Pia Kahn hosts Indigenous Encounters every second Tuesday evening at 7pm.

“I feel that indigenous people should have a voice in the mainstream,” Ms Kahn said.

“A lot of people don’t even know what indigenous means, so the radio show is a great way to educate the public about it and to give a voice to marginalised people. Also, it’s a way for me to research as part of my studies.”

Ms Kahn has a particular interest in indigenous groups of the Philippines. In investigating her own Tagalog heritage, she has the documented the impacts of colonisation on Tagalog language and customs.

“There are certain remote areas in the Philippines where Tagalog is still spoken in a way you don’t hear any more. So I’m concerned about certain words being lost in our culture because the national language is based on Tagalog but has loaned words from other languages.”
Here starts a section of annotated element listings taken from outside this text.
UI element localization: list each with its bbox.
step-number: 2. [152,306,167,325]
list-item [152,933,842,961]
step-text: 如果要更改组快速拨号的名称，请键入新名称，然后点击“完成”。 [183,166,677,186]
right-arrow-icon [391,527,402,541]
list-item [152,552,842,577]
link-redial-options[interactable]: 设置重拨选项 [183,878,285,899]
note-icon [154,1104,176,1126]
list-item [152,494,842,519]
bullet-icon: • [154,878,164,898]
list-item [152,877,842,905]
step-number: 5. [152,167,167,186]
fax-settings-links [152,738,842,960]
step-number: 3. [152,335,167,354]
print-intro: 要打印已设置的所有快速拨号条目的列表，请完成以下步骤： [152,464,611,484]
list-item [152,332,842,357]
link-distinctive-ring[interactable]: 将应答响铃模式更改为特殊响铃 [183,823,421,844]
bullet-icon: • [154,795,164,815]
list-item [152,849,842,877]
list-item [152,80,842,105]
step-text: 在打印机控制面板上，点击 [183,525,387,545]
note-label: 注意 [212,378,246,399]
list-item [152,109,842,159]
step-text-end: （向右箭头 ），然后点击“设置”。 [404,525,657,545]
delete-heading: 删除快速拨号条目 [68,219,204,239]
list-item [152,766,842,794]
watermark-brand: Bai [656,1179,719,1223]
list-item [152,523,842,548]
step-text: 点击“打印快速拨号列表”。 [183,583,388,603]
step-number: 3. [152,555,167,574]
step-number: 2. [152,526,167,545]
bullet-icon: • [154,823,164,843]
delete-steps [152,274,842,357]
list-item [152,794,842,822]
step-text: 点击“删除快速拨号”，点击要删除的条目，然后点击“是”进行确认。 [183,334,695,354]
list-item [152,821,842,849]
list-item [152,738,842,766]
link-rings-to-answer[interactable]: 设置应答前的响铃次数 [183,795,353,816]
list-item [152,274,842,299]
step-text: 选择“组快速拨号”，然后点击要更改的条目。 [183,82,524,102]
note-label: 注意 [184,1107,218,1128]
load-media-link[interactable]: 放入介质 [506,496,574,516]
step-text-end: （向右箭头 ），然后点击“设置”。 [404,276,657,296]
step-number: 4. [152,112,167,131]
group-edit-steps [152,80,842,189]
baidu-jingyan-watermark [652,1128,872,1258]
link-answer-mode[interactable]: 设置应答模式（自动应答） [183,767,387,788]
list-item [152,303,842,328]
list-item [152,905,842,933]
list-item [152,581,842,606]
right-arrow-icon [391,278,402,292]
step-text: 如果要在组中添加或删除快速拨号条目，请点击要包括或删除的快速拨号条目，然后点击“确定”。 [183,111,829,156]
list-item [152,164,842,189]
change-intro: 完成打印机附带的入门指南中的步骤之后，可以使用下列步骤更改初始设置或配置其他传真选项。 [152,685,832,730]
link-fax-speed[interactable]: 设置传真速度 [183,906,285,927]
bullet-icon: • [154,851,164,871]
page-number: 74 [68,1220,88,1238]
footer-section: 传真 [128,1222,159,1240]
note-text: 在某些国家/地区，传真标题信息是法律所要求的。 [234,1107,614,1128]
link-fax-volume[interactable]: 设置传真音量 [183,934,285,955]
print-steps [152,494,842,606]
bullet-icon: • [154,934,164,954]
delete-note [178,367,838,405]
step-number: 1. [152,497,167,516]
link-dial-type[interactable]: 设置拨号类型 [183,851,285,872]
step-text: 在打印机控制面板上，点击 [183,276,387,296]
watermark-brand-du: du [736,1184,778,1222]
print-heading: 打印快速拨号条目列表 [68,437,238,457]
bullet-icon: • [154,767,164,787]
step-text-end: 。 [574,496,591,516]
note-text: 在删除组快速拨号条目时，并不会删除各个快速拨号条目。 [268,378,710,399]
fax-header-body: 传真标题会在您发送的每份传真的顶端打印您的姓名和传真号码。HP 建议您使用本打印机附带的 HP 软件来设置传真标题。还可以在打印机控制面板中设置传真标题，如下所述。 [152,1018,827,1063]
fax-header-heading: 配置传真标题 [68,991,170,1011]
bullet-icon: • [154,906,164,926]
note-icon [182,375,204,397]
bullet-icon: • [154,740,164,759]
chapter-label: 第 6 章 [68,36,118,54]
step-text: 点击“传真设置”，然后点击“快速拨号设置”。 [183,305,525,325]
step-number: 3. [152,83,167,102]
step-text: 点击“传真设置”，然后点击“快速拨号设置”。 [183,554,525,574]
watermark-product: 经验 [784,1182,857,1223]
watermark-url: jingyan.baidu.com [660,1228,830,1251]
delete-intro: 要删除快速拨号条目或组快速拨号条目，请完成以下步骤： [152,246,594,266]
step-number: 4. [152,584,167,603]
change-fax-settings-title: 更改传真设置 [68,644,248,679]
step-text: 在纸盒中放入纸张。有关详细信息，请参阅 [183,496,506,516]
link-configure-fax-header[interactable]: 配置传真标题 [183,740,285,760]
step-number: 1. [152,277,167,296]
Moves to restore the lost arts and crafts of other indigenous cultures would also be explored on the radio show. Ms Kahn pointed to an initiative in Guam to revive construction of canoes and sailing vessels once used by ancient Chamorro settlers as an example worthy of coverage.

Two recent episodes featured interviews with Infinite Dakot-ta, an international artist who combines spoken word, hip-hop, indigenous chants, body movement and dance to convey a message of love, liberation, and the revival of indigenous cultures and values.

“I think there are certain cultural features in common with indigenous people,” Ms Kahn said.

“They are usually very connected to the areas they’re in, and the world view is nature-based and quite spiritual. Most have had to resist colonisation and commercial encroachments on their lives.

“Indigenous Encounters will explore some of the contemporary responses to that.”

Indigenous Encounters airs every second Tuesday at 7pm on OAR 105.4FM and 1575AM. Podcasts are available fromwww.oar.org.nz.

Photo: World view: Pia Kahn hosts Indigenous Encounters on Otago Access Radio.